1. The Question
Design a real-time messaging system like Facebook Messenger that supports one-to-one and group chats, presence (online/offline), media (images/videos) uploads, read receipts, and push notifications. The system must be highly available, low-latency, and able to scale to millions of users.
2. Clarifying Questions
- Targets: monthly active users, messages/day, messages/sec peak?
- Consistency vs availability: can we tolerate eventual consistency for message delivery ordering or user status?
- Retention: how long to keep message history?
- Device model: multiple devices per user?
- Third-party integrations: push providers, storage (S3)?
3. Requirements
Functional:
- Real-time text messaging (1:1 & group).
- Presence/online status.
- Media uploads (images/videos) with CDN-backed delivery.
- Read receipts and delivery acknowledgements.
- Push notifications for offline users.
Non-functional:
- Low latency (sub-200ms end-to-end ideally).

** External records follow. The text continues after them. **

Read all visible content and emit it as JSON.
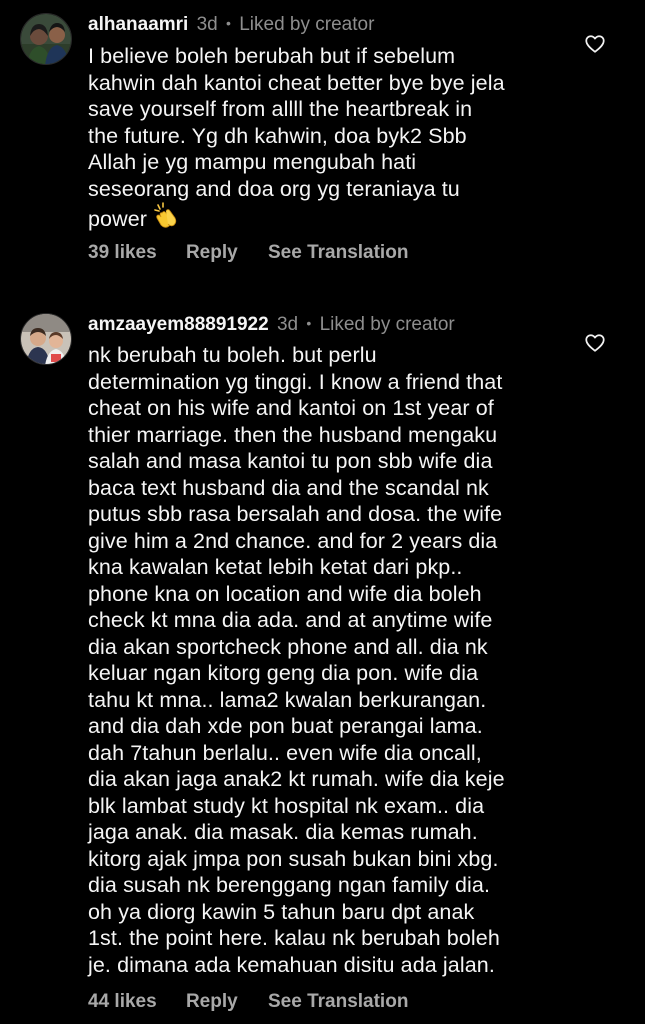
{
  "colors": {
    "background": "#000000",
    "text": "#f5f5f5",
    "muted": "#8e8e8e",
    "action": "#a8a8a8"
  },
  "comments": [
    {
      "username": "alhanaamri",
      "time": "3d",
      "separator": "•",
      "liked_by": "Liked by creator",
      "avatar_icon": "avatar-photo-couple",
      "lines": [
        "I believe boleh berubah but if sebelum",
        "kahwin dah kantoi cheat better bye bye jela",
        "save yourself from allll the heartbreak in",
        "the future. Yg dh kahwin, doa byk2 Sbb",
        "Allah je yg mampu mengubah hati",
        "seseorang and doa org yg teraniaya tu",
        "power"
      ],
      "emoji": "clapping-hands-emoji",
      "likes": "39 likes",
      "reply": "Reply",
      "translate": "See Translation",
      "like_icon": "heart-outline-icon"
    },
    {
      "username": "amzaayem88891922",
      "time": "3d",
      "separator": "•",
      "liked_by": "Liked by creator",
      "avatar_icon": "avatar-photo-children",
      "lines": [
        "nk berubah tu boleh. but perlu",
        "determination yg tinggi. I know a friend that",
        "cheat on his wife and kantoi on 1st year of",
        "thier marriage. then the husband mengaku",
        "salah and masa kantoi tu pon sbb wife dia",
        "baca text husband dia and the scandal nk",
        "putus sbb rasa bersalah and dosa. the wife",
        "give him a 2nd chance. and for 2 years dia",
        "kna kawalan ketat lebih ketat dari pkp..",
        "phone kna on location and wife dia boleh",
        "check kt mna dia ada. and at anytime wife",
        "dia akan sportcheck phone and all. dia nk",
        "keluar ngan kitorg geng dia pon. wife dia",
        "tahu kt mna.. lama2 kwalan berkurangan.",
        "and dia dah xde pon buat perangai lama.",
        "dah 7tahun berlalu.. even wife dia oncall,",
        "dia akan jaga anak2 kt rumah. wife dia keje",
        "blk lambat study kt hospital nk exam.. dia",
        "jaga anak. dia masak. dia kemas rumah.",
        "kitorg ajak jmpa pon susah bukan bini xbg.",
        "dia susah nk berenggang ngan family dia.",
        "oh ya diorg kawin 5 tahun baru dpt anak",
        "1st. the point here. kalau nk berubah boleh",
        "je. dimana ada kemahuan disitu ada jalan."
      ],
      "likes": "44 likes",
      "reply": "Reply",
      "translate": "See Translation",
      "like_icon": "heart-outline-icon"
    }
  ]
}
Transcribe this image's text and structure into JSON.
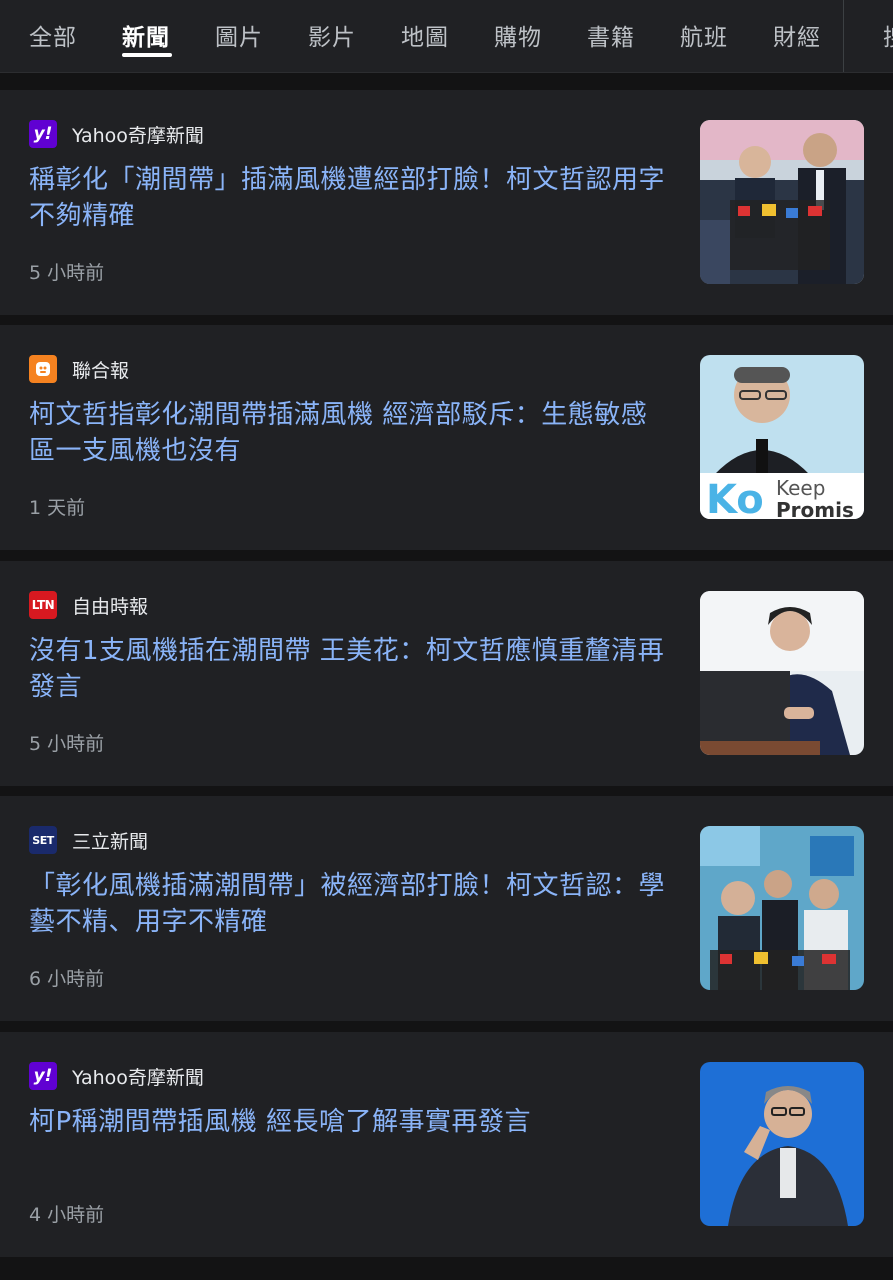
{
  "tabs": [
    "全部",
    "新聞",
    "圖片",
    "影片",
    "地圖",
    "購物",
    "書籍",
    "航班",
    "財經"
  ],
  "active_tab": "新聞",
  "more_tab_partial": "搜",
  "articles": [
    {
      "source": "Yahoo奇摩新聞",
      "source_icon": "yahoo-icon",
      "source_icon_color": "#6001d2",
      "headline": "稱彰化「潮間帶」插滿風機遭經部打臉！柯文哲認用字不夠精確",
      "time": "5 小時前",
      "thumbnail": "press-conference-photo"
    },
    {
      "source": "聯合報",
      "source_icon": "udn-icon",
      "source_icon_color": "#f58220",
      "headline": "柯文哲指彰化潮間帶插滿風機 經濟部駁斥：生態敏感區一支風機也沒有",
      "time": "1 天前",
      "thumbnail": "speaker-at-podium-photo",
      "thumbnail_text": [
        "Keep",
        "Promis"
      ]
    },
    {
      "source": "自由時報",
      "source_icon": "ltn-icon",
      "source_icon_color": "#d71920",
      "source_icon_text": "LTN",
      "headline": "沒有1支風機插在潮間帶 王美花：柯文哲應慎重釐清再發言",
      "time": "5 小時前",
      "thumbnail": "official-at-lectern-photo"
    },
    {
      "source": "三立新聞",
      "source_icon": "set-icon",
      "source_icon_color": "#1a2a6c",
      "source_icon_text": "SET",
      "headline": "「彰化風機插滿潮間帶」被經濟部打臉！柯文哲認：學藝不精、用字不精確",
      "time": "6 小時前",
      "thumbnail": "crowd-interview-photo"
    },
    {
      "source": "Yahoo奇摩新聞",
      "source_icon": "yahoo-icon",
      "source_icon_color": "#6001d2",
      "headline": "柯P稱潮間帶插風機 經長嗆了解事實再發言",
      "time": "4 小時前",
      "thumbnail": "speaker-gesturing-photo"
    }
  ]
}
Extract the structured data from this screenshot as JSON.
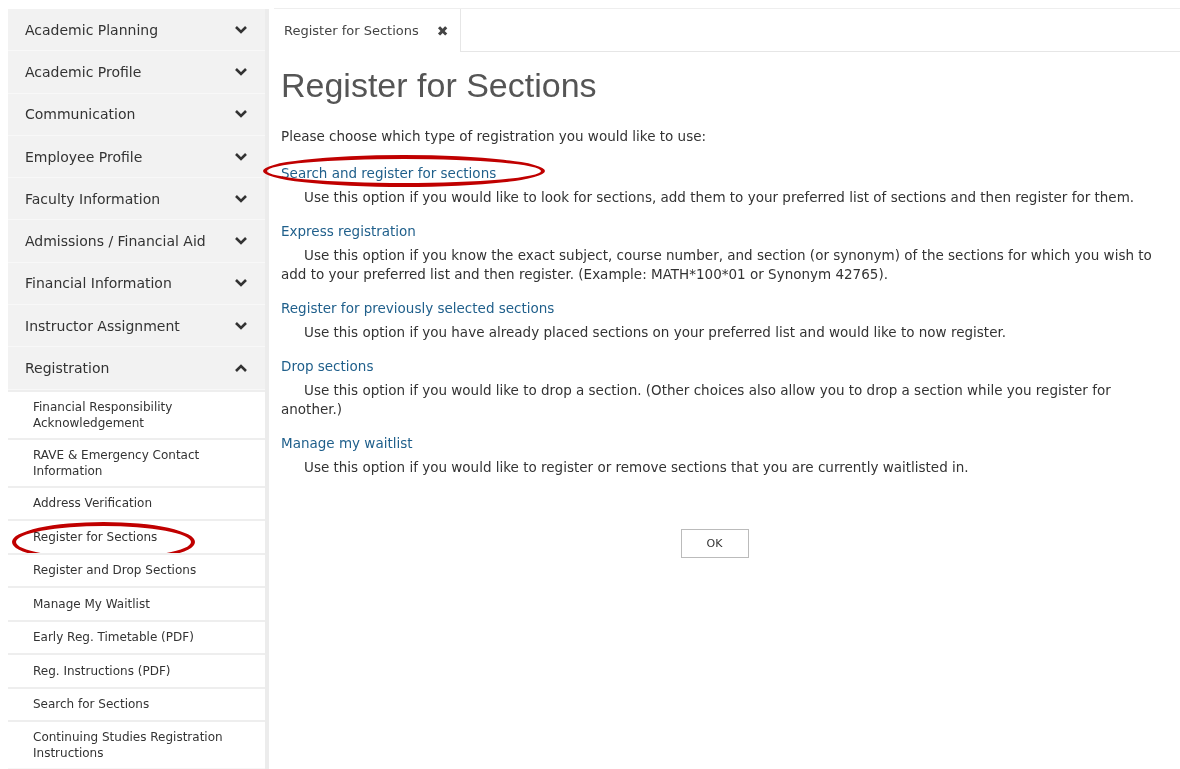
{
  "sidebar": {
    "items": [
      {
        "label": "Academic Planning",
        "expanded": false
      },
      {
        "label": "Academic Profile",
        "expanded": false
      },
      {
        "label": "Communication",
        "expanded": false
      },
      {
        "label": "Employee Profile",
        "expanded": false
      },
      {
        "label": "Faculty Information",
        "expanded": false
      },
      {
        "label": "Admissions / Financial Aid",
        "expanded": false
      },
      {
        "label": "Financial Information",
        "expanded": false
      },
      {
        "label": "Instructor Assignment",
        "expanded": false
      },
      {
        "label": "Registration",
        "expanded": true,
        "children": [
          {
            "label": "Financial Responsibility Acknowledgement",
            "circled": false
          },
          {
            "label": "RAVE & Emergency Contact Information",
            "circled": false
          },
          {
            "label": "Address Verification",
            "circled": false
          },
          {
            "label": "Register for Sections",
            "circled": true
          },
          {
            "label": "Register and Drop Sections",
            "circled": false
          },
          {
            "label": "Manage My Waitlist",
            "circled": false
          },
          {
            "label": "Early Reg. Timetable (PDF)",
            "circled": false
          },
          {
            "label": "Reg. Instructions (PDF)",
            "circled": false
          },
          {
            "label": "Search for Sections",
            "circled": false
          },
          {
            "label": "Continuing Studies Registration Instructions",
            "circled": false
          }
        ]
      }
    ]
  },
  "tabs": [
    {
      "label": "Register for Sections",
      "close": "✖",
      "selected": true
    }
  ],
  "title": "Register for Sections",
  "intro": "Please choose which type of registration you would like to use:",
  "options": [
    {
      "link": "Search and register for sections",
      "circled": true,
      "description": "Use this option if you would like to look for sections, add them to your preferred list of sections and then register for them."
    },
    {
      "link": "Express registration",
      "circled": false,
      "description": "Use this option if you know the exact subject, course number, and section (or synonym) of the sections for which you wish to add to your preferred list and then register. (Example: MATH*100*01 or Synonym 42765)."
    },
    {
      "link": "Register for previously selected sections",
      "circled": false,
      "description": "Use this option if you have already placed sections on your preferred list and would like to now register."
    },
    {
      "link": "Drop sections",
      "circled": false,
      "description": "Use this option if you would like to drop a section. (Other choices also allow you to drop a section while you register for another.)"
    },
    {
      "link": "Manage my waitlist",
      "circled": false,
      "description": "Use this option if you would like to register or remove sections that you are currently waitlisted in."
    }
  ],
  "ok_button": "OK"
}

- High availability and durability.
- Horizontal scalability to millions of users and sustained high message throughput.
- Secure delivery and access control so messages go only to intended recipients.
4. Scale Estimates
Example assumptions to drive design:
- 50M monthly active users (MAU).
- Peak concurrent connections: 5M daily concurrent users.
- Average messages per active user per day: 20 -> 1B messages/day.
- Peak writes: ~15k - 30k messages/sec depending on distribution.
- Average message size (text): small; media occupies larger object storage and CDN bandwidth.
Use these to size servers, pub/sub throughput, DB shards, and CDN budgets.
5. Data Model
Key entities:
- users: { id, username, display_name, last_active_timestamp }
- conversations: { id, name?, type (dm/group), created_at }
- conversation_users: { conversation_id, user_id, joined_at, role }
- messages: { id, conversation_id, sender_id, timestamp, content_text, media_url, metadata (read/delivered) }
Storage decisions:
- Use a wide-column / distributed NoSQL (Cassandra/HBase) for messages to enable high write throughput and easy sharding.
- Store media in object storage (S3) and save URLs in messages.
- Keep indexes or materialized views for per-user conversation lists (for fast lookups).
6. API Design
Core APIs (examples):
- POST /v1/messages -> send message (websocket or REST fallback)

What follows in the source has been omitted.